Our findings underscore the distinctive epidemiology of RSV in Okinawa, where subtropical climate conditions result in patterns that differ from mainland Japan and more closely resemble Southeast Asia. The comprehensive, entire-prefecture dataset strengthens these observations. By focusing specifically on moderate-to-severe cases, we identified risk factors of direct clinical importance. Additionally, the influence of the COVID-19 pandemic on case numbers and age distribution further emphasizes the need for locally tailored prevention strategies, including considerations for prophylaxis policies such as palivizumab and nirsevimab.
This multicenter epidemiological study covering the entire Okinawa prefecture provides a valuable foundation for understanding the regional burden and characteristics of moderate-to-severe RSV infections.
Limitations include the lack of data on preventive measures such as palivizumab, nirsevimab, and maternal RSV vaccination, as well as the absence of subtype or genotype analysis, since diagnosis depended on rapid antigen testing. Additionally, no standardized research protocol was applied across the four hospitals; although each site followed national standard clinical practices, some variability in diagnostic and clinical procedures cannot be entirely ruled out.

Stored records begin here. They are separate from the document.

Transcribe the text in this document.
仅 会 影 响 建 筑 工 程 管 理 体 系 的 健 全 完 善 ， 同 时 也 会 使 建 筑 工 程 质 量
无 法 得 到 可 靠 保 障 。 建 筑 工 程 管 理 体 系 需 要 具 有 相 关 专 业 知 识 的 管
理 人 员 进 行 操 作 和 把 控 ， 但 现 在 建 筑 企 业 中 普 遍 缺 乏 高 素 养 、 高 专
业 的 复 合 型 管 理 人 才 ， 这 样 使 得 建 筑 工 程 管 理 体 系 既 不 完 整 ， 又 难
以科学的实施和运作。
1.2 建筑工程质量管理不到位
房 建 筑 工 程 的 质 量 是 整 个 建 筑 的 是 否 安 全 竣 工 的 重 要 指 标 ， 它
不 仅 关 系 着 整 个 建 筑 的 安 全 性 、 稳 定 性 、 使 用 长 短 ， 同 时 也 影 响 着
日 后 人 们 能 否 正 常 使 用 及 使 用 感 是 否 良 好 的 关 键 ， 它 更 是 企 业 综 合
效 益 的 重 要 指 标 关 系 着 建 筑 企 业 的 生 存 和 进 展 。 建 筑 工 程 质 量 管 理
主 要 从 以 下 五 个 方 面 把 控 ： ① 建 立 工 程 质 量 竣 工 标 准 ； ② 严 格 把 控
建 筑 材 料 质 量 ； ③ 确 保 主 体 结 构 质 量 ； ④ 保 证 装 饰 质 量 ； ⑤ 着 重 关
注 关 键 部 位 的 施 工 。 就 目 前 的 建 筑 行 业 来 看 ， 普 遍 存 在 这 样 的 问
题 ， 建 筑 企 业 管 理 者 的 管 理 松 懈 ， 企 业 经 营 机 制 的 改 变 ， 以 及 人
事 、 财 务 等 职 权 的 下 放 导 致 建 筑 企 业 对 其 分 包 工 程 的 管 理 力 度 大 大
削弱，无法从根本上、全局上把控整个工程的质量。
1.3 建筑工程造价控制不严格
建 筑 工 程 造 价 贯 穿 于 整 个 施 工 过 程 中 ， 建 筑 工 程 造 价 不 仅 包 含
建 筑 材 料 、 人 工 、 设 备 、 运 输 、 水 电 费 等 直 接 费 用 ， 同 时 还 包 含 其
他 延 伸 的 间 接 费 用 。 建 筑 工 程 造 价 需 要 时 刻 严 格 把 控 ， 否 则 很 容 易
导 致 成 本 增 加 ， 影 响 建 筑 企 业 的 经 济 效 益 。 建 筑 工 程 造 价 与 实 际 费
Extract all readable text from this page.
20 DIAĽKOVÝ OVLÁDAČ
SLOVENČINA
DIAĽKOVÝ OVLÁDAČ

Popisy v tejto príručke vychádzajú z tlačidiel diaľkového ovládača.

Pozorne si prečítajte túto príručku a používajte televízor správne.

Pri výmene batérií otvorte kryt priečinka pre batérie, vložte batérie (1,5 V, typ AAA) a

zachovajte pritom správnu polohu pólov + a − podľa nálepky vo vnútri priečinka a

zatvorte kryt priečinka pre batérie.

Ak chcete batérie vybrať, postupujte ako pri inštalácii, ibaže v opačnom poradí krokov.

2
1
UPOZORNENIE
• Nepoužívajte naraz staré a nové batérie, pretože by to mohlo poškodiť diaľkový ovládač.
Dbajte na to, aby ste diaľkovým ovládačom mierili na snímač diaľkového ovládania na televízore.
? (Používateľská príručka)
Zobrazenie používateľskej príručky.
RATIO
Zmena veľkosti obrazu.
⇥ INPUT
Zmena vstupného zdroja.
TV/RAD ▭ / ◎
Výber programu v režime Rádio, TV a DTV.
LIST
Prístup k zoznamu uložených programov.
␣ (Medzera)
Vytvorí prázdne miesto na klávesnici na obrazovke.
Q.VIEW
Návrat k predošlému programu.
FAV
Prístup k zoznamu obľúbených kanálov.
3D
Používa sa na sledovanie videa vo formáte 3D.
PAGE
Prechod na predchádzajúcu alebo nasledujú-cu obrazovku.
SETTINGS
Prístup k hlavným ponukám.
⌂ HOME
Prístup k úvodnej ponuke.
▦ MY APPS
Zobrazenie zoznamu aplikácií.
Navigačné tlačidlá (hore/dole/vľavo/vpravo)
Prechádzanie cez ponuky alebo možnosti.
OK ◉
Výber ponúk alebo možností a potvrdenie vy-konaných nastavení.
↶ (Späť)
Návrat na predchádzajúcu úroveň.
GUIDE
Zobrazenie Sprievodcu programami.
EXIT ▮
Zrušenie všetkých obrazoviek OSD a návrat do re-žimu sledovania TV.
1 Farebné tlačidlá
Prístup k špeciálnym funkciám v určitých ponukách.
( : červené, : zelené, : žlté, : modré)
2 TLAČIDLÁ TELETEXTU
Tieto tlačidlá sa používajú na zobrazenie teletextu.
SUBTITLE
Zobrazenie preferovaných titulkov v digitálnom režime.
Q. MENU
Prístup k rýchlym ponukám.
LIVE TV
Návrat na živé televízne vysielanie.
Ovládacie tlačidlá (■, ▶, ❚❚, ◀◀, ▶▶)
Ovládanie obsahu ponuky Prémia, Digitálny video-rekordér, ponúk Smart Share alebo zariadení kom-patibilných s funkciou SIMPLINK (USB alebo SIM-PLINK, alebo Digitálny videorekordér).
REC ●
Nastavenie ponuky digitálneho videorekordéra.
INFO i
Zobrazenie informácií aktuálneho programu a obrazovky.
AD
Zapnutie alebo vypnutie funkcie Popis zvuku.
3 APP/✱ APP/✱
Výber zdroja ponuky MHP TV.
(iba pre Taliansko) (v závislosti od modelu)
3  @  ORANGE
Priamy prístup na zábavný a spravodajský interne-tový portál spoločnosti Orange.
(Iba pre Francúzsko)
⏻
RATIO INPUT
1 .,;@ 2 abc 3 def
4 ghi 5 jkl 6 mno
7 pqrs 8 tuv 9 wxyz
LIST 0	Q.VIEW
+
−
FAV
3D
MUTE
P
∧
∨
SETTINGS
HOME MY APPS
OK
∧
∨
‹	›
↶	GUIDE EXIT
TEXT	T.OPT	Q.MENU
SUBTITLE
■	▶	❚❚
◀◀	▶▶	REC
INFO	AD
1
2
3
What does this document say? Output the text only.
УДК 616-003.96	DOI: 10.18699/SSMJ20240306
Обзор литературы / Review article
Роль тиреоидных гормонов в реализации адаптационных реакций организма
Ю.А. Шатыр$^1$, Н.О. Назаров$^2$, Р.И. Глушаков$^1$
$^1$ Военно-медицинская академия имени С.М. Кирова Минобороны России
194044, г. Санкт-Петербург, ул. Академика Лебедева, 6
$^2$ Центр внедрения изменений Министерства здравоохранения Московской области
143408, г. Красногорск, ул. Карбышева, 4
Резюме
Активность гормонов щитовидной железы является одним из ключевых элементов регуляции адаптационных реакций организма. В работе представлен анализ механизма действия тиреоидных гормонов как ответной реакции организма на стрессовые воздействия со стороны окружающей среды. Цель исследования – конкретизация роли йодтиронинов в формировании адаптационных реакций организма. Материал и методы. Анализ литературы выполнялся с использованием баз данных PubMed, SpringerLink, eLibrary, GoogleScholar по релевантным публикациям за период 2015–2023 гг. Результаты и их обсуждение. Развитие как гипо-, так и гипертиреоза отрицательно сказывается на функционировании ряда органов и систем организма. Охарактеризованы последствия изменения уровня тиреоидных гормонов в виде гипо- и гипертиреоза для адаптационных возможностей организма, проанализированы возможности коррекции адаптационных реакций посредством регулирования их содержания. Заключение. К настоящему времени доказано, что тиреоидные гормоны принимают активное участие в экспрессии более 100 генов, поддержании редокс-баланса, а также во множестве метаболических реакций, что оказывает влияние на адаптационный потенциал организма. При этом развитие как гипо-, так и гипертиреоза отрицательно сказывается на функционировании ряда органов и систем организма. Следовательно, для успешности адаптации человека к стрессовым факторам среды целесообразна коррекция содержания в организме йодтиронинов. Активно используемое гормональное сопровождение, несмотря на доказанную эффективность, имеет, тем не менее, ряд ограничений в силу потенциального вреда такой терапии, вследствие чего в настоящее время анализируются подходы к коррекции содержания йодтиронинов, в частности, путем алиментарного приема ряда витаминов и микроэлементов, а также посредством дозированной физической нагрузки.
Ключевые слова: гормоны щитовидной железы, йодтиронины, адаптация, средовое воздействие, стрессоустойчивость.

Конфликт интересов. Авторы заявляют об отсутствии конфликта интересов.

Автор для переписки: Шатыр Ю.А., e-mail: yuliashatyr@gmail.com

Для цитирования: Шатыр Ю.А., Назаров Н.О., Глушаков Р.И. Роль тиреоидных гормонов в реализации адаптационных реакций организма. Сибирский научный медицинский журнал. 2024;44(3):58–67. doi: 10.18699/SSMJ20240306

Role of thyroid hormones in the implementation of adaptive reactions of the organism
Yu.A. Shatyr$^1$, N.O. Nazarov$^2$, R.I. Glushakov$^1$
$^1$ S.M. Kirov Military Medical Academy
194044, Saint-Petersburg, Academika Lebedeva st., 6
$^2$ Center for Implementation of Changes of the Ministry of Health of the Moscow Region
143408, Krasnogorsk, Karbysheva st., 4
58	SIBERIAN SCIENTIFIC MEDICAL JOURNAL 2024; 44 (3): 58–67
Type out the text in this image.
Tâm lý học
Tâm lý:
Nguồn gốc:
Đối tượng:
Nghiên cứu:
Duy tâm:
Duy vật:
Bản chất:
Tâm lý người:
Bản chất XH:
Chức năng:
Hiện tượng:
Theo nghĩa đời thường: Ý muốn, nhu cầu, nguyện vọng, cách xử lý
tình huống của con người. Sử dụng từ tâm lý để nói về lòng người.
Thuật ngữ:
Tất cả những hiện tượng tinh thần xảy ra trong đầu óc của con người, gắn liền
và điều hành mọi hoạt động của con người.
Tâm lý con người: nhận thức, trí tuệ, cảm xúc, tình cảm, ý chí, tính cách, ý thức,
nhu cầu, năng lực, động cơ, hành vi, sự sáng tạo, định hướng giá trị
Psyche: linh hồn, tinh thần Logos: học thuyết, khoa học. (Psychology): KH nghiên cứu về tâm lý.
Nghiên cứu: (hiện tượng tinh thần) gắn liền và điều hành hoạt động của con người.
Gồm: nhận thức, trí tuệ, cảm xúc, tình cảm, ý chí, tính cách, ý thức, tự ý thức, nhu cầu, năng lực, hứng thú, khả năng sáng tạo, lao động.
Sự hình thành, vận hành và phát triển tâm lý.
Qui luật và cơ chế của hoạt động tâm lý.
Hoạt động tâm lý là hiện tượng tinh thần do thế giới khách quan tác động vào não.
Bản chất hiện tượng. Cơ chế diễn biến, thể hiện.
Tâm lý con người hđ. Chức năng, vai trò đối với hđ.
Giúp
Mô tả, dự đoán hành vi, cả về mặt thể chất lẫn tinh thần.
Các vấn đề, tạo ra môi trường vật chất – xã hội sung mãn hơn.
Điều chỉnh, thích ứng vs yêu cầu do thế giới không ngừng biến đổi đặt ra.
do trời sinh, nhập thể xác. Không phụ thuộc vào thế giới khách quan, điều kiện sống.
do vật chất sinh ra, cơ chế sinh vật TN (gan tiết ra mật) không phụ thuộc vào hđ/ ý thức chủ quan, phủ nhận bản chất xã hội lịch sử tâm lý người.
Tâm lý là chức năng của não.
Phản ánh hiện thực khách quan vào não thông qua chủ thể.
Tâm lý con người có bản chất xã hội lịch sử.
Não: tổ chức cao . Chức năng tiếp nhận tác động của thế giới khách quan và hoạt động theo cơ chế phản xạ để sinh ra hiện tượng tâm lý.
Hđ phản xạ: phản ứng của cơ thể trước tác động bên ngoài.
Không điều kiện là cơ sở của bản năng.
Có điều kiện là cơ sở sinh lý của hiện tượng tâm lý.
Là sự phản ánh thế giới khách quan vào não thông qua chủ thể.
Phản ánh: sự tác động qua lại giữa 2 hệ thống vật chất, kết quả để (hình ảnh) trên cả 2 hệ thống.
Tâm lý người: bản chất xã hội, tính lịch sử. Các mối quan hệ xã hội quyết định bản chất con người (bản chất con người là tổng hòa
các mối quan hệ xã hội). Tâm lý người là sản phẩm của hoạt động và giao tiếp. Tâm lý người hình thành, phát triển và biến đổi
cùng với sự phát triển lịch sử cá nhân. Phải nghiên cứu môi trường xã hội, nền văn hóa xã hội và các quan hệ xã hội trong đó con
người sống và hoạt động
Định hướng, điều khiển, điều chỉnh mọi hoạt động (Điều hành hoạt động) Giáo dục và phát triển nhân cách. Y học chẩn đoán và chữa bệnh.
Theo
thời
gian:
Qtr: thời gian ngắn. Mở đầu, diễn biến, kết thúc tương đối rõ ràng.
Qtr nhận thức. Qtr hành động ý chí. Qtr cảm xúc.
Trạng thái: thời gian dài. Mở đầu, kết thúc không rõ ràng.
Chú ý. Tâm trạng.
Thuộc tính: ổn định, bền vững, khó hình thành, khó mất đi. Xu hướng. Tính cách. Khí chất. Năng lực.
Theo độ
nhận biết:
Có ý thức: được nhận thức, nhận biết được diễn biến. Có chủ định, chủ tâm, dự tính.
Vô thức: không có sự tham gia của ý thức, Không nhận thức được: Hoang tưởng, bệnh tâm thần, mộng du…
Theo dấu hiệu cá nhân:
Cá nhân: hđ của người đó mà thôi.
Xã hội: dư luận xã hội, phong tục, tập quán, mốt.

Nonetheless, detailed information on seasonality, age distribution, household composition, childcare facility use, and underlying diseases is expected to provide important insights for improving preventive strategies and serve as a basis for assessing and enhancing the implementation of RSV prevention efforts.
Conclusions
This four-year multicenter study provides a comprehensive epidemiological overview of moderate-to-severe RSV infections among children in subtropical Okinawa, Japan. Approximately 60% of hospitalizations occurred in infants under 12 months, with the highest incidence observed in those aged 0–2 months. Younger age, the presence of siblings, and underlying diseases—particularly when multiple comorbidities were present—were significant independent risk factors for severe disease, whereas preterm birth was not identified as an independent predictor. The summer seasonality contrasts with the winter peaks reported in mainland Japan and aligns more with patterns seen in subtropical and tropical regions. A marked decline and temporal shift in RSV activity during the COVID-19 pandemic further demonstrate the impact of public health measures on viral transmission. These findings provide essential baseline data to guide the development of RSV prevention strategies, including prophylaxis and vaccination policies, tailored to regional epidemiological patterns.